Biohackers culture microorganisms on petri dish-like “records,” then translate the bacteria into sounds. (Biota Beats)

Bodies make great music — but what if you could produce some sick beats without lifting a finger? Forget whistling or snapping: The body’s microbiome can make music, too.

Everyone is host to billions of microorganisms: tiny bacteria, viruses, even fungi that swarm over and inside every part of the body. Different regions of the body have distinct communities of microbiota, and a project called Biota Beats turns each region into music.

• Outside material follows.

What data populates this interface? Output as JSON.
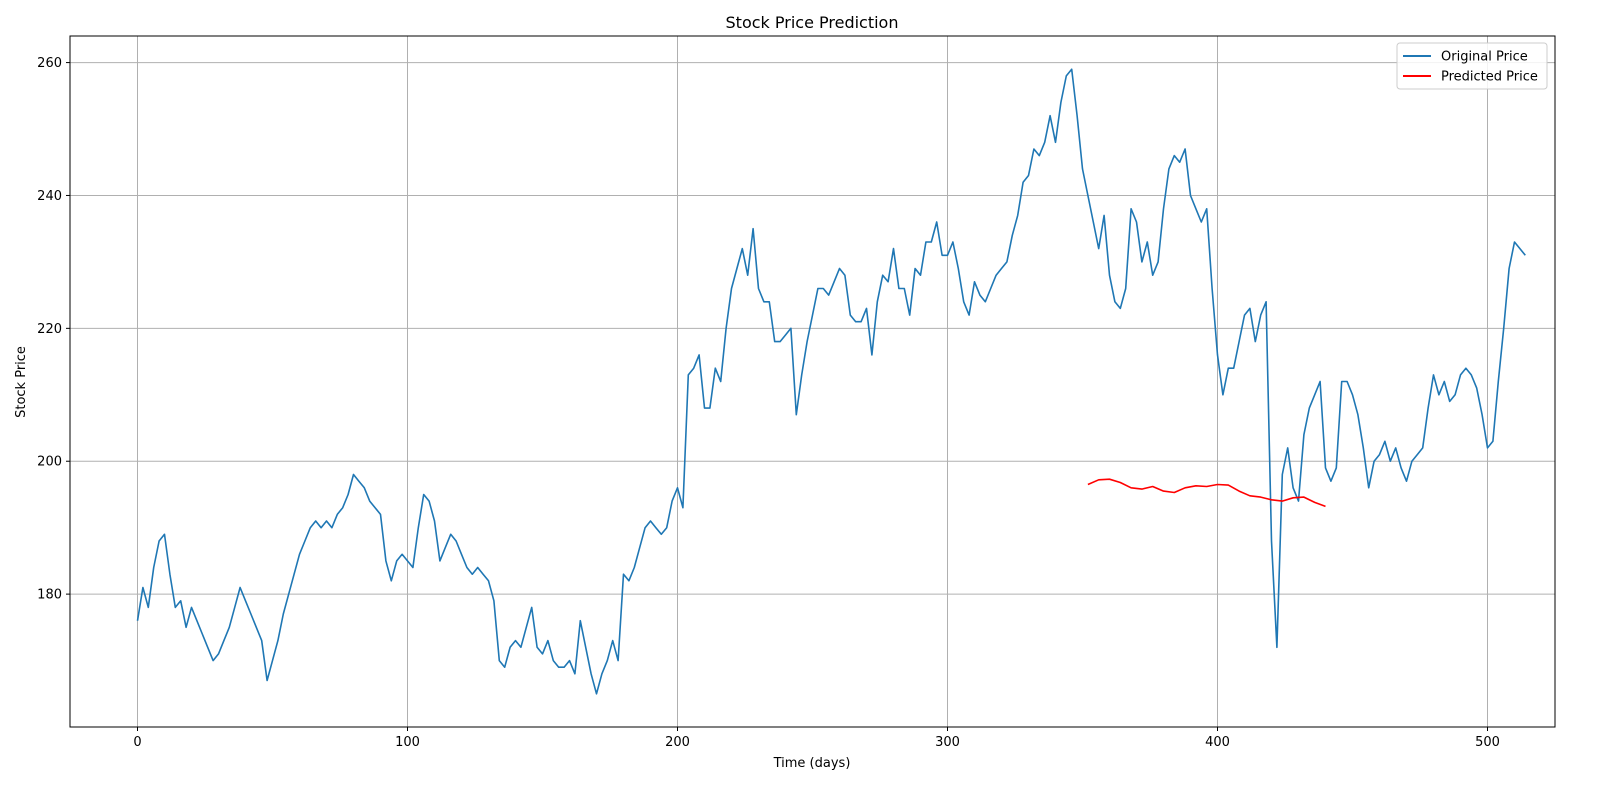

Think of it as musical biohacking. The team crowdsources swabs from body parts — including mouths, feet, genitalia, belly buttons and armpits — then cultures the microorganisms on petri dish-like “records.” Then they use special algorithms to translate the bacteria into sounds. Different regions are assigned different instruments, and the density and distribution of the microorganisms on the plate creates different sound patterns.

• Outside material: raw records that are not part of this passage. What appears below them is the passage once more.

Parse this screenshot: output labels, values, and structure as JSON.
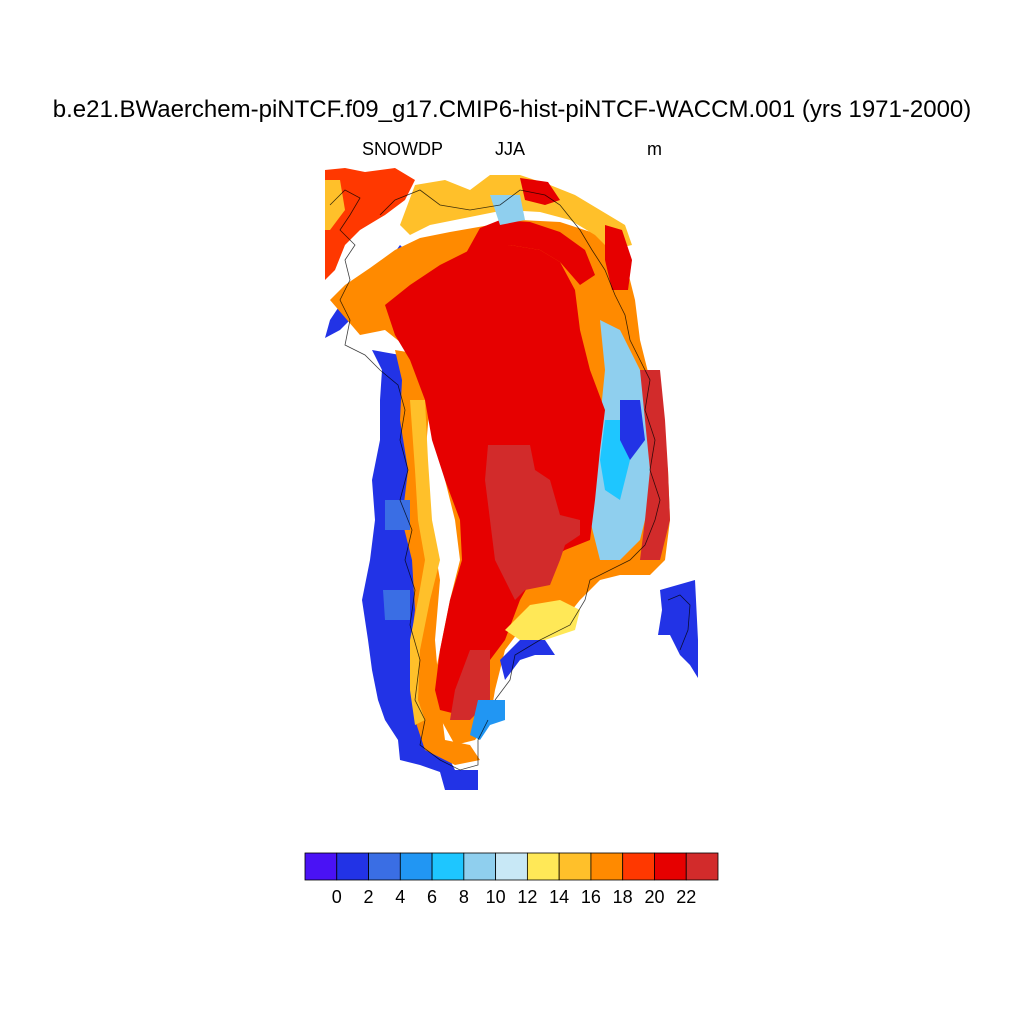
{
  "title": "b.e21.BWaerchem-piNTCF.f09_g17.CMIP6-hist-piNTCF-WACCM.001 (yrs 1971-2000)",
  "left_label": "SNOWDP",
  "center_label": "JJA",
  "right_label": "m",
  "colorbar": {
    "colors": [
      "#4a12f5",
      "#2233e6",
      "#3a6ee4",
      "#2196f3",
      "#1ec6ff",
      "#8fcfee",
      "#c8e8f6",
      "#ffe857",
      "#ffc02a",
      "#ff8a00",
      "#ff3800",
      "#e60000",
      "#d22b2b"
    ],
    "labels": [
      "0",
      "2",
      "4",
      "6",
      "8",
      "10",
      "12",
      "14",
      "16",
      "18",
      "20",
      "22"
    ]
  },
  "chart_data": {
    "type": "heatmap",
    "variable": "SNOWDP",
    "season": "JJA",
    "units": "m",
    "levels": [
      0,
      1,
      2,
      3,
      4,
      5,
      6,
      7,
      8,
      9,
      10,
      11,
      12,
      13,
      14,
      15,
      16,
      17,
      18,
      19,
      20,
      21,
      22,
      23
    ],
    "contour_levels_labeled": [
      0,
      2,
      4,
      6,
      8,
      10,
      12,
      14,
      16,
      18,
      20,
      22
    ],
    "ice_sheet_interior_value": ">= 20",
    "central_max_region_value": "> 22",
    "coastal_margin_values": "0 - 2"
  }
}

The MIT Media Lab-based team behind BiotaBeats has used the sounds in different ways. On the team’s website, you can listen to beats created by different microbiomes. The hackers have worked with DJ Jazzy Jeff to create a ­custom-cultured set of beats for his hip-hop projects. And this month, they debuted a crowdsourced song, “Uni-Verse,” that features bacterial beats from hundreds of people from around the world.

It’s all an attempt to get the public more interested in bioengineering. And given the weirdly compelling quality of the music made by scalps, ears and elbows, it’s not hard to envision a world in which our bacteria produces music just by multiplying.